I did freeze a lot of Tater’s milk planning to make soap out of it at a later date. But for the rest of it I tried various recipes and had a wonderful time experimenting with my goat’s milk. We do not consume a huge amount of dairy in general and rarely eat cheese, so I was able to focus on special treats. Below are two of my favorite recipes from my first summer milking.
Goat’s Milk Ice Cream - Chocolate
This recipe does require an ice cream maker. There are several options on the market if you plan on making ice cream regularly. While an ice cream maker is an investment, I highly recommend getting one - the rewards are just too tasty!
What You Will Need:
3 cups of goat’s milk
1 cup of heavy cream
3.5oz of semi sweet baking chocolate, broken in to smaller chunks
4 eggs yolks
3/4 cups of sugar
1 tsp. of vanilla
Mix the milk, heavy cream, chocolate, and 1/4 cup of the sugar together in a heavy pot.

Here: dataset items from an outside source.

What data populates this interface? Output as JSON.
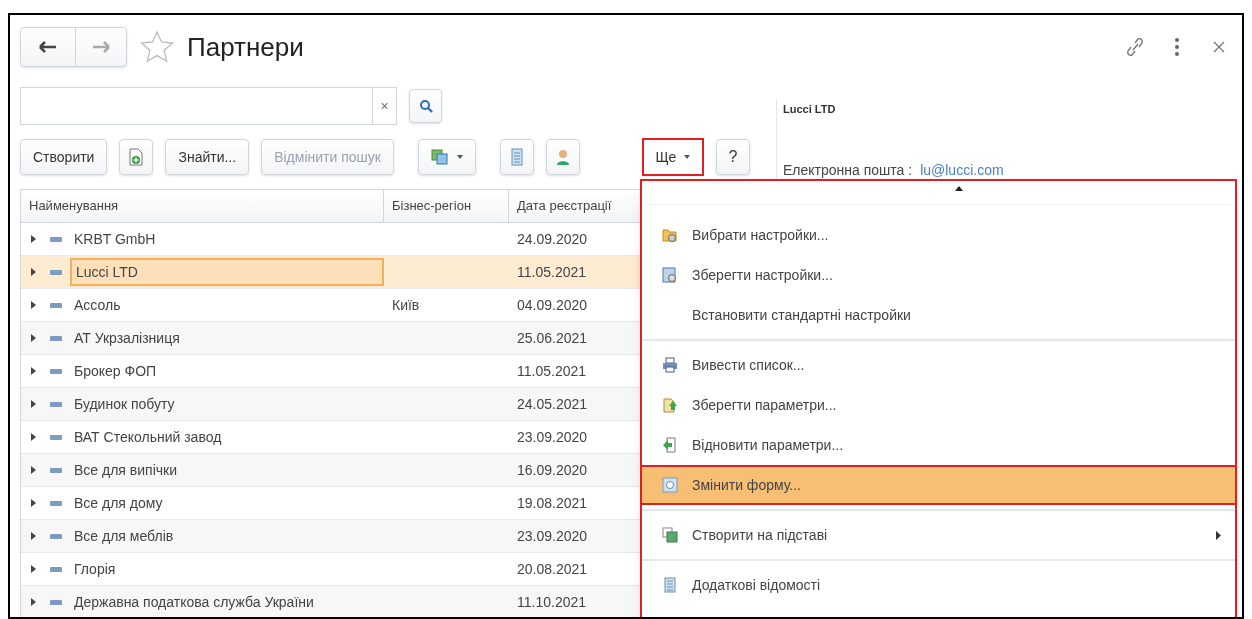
{
  "title": "Партнери",
  "favorite": false,
  "search": {
    "clear": "×"
  },
  "toolbar": [
    {
      "kind": "text",
      "label": "Створити",
      "disabled": false
    },
    {
      "kind": "add-icon"
    },
    {
      "kind": "text",
      "label": "Знайти...",
      "disabled": false
    },
    {
      "kind": "text",
      "label": "Відмінити пошук",
      "disabled": true
    },
    {
      "kind": "dropdown-icon"
    },
    {
      "kind": "list-icon"
    },
    {
      "kind": "person-icon"
    }
  ],
  "more_button": {
    "label": "Ще",
    "highlighted": true
  },
  "help_button": {
    "label": "?"
  },
  "table": {
    "columns": [
      "Найменування",
      "Бізнес-регіон",
      "Дата реєстрації"
    ],
    "rows": [
      {
        "name": "KRBT GmbH",
        "region": "",
        "date": "24.09.2020",
        "selected": false
      },
      {
        "name": "Lucci LTD",
        "region": "",
        "date": "11.05.2021",
        "selected": true
      },
      {
        "name": "Ассоль",
        "region": "Київ",
        "date": "04.09.2020",
        "selected": false
      },
      {
        "name": "АТ Укрзалізниця",
        "region": "",
        "date": "25.06.2021",
        "selected": false
      },
      {
        "name": "Брокер ФОП",
        "region": "",
        "date": "11.05.2021",
        "selected": false
      },
      {
        "name": "Будинок побуту",
        "region": "",
        "date": "24.05.2021",
        "selected": false
      },
      {
        "name": "ВАТ Стекольний завод",
        "region": "",
        "date": "23.09.2020",
        "selected": false
      },
      {
        "name": "Все для випічки",
        "region": "",
        "date": "16.09.2020",
        "selected": false
      },
      {
        "name": "Все для дому",
        "region": "",
        "date": "19.08.2021",
        "selected": false
      },
      {
        "name": "Все для меблів",
        "region": "",
        "date": "23.09.2020",
        "selected": false
      },
      {
        "name": "Глорія",
        "region": "",
        "date": "20.08.2021",
        "selected": false
      },
      {
        "name": "Державна податкова служба України",
        "region": "",
        "date": "11.10.2021",
        "selected": false
      }
    ]
  },
  "detail": {
    "name": "Lucci LTD",
    "email_label": "Електронна пошта :",
    "email": "lu@lucci.com"
  },
  "menu": {
    "groups": [
      [
        {
          "label": "Вибрати настройки...",
          "selected": false,
          "submenu": false
        },
        {
          "label": "Зберегти настройки...",
          "selected": false,
          "submenu": false
        },
        {
          "label": "Встановити стандартні настройки",
          "selected": false,
          "submenu": false
        }
      ],
      [
        {
          "label": "Вивести список...",
          "selected": false,
          "submenu": false
        },
        {
          "label": "Зберегти параметри...",
          "selected": false,
          "submenu": false
        },
        {
          "label": "Відновити параметри...",
          "selected": false,
          "submenu": false
        },
        {
          "label": "Змінити форму...",
          "selected": true,
          "submenu": false
        }
      ],
      [
        {
          "label": "Створити на підставі",
          "selected": false,
          "submenu": true
        }
      ],
      [
        {
          "label": "Додаткові відомості",
          "selected": false,
          "submenu": false
        }
      ]
    ]
  }
}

Over medium heat, bring the mixture to a simmer, stirring regularly so it all gets mixed together evenly. Remove from the heat once the mixture simmers.
In a medium sized bowl, mix together the egg yolks and the remaining 1/2 cup of sugar.
Carefully whisk a cup of the hot milk mixture into the eggs to avoid them scrambling and to bring them to temperature. Then, slowly mix the egg mixture into the hot milk, stirring continuously.
Bring the mixture back to a simmer and add the vanilla. You should see the mixture starting to thicken. At this point, you can strain your mix through a mesh strainer - although I did not do this step, and enjoyed my ice cream.
Put your mixture in the refrigerator to cool it before making the ice cream. This can take a few hours, and is easiest if you can leave it overnight.
For the final steps, follow your ice cream maker’s directions. I use a Cuisinart Ice Cream Maker which has a frozen bowl: I just keep an eye on the ice cream until it reaches the desired thickness. Then, it can be eaten right away or placed in the freezer to continue to harden and to enjoy.
The most common caramel sauce to make with goat’s milk is cajeta, a Mexican sauce made only with goat milk. Cajeta is delicious, but the milk jam recipe is very similar, and both yield amazingly deliciously results.
What You Will Need:
4 cups of goat’s milk
1 3/4 cups of sugar
Pinch of salt
1/2 tsp baking soda
1 tsp vanilla extract
In a heavy pot, mix together the milk, sugar, salt, baking soda, and vanilla extract.
Over medium high heat, slowly bring the milk mixture to a boil without stirring. Keep a close eye on it, as it will foam over very quickly once it starts to bubble.
Lower the heat to its lowest setting and stir the milk mixture. Let it simmer on low for two hours, stirring continuously. Skim off any foam that forms on the top of the mixture as you stir.
After two hours your mixture should be thick and a deeper caramel orange in color. Pour into glass jars and allow to cool.
The milk jam should be kept in the refrigerator, and can be enjoyed over ice cream, fresh fruit, sweet bread….or just right off the spoon.
These are just a coupe of the delicious ways to enjoy fresh goat’s milk. Of course, you can make up goat’s milk cheese, and you can very easily make a tasty yogurt. There are so many options when you have plenty of fresh milk to go around - these are just some of the sweet ones.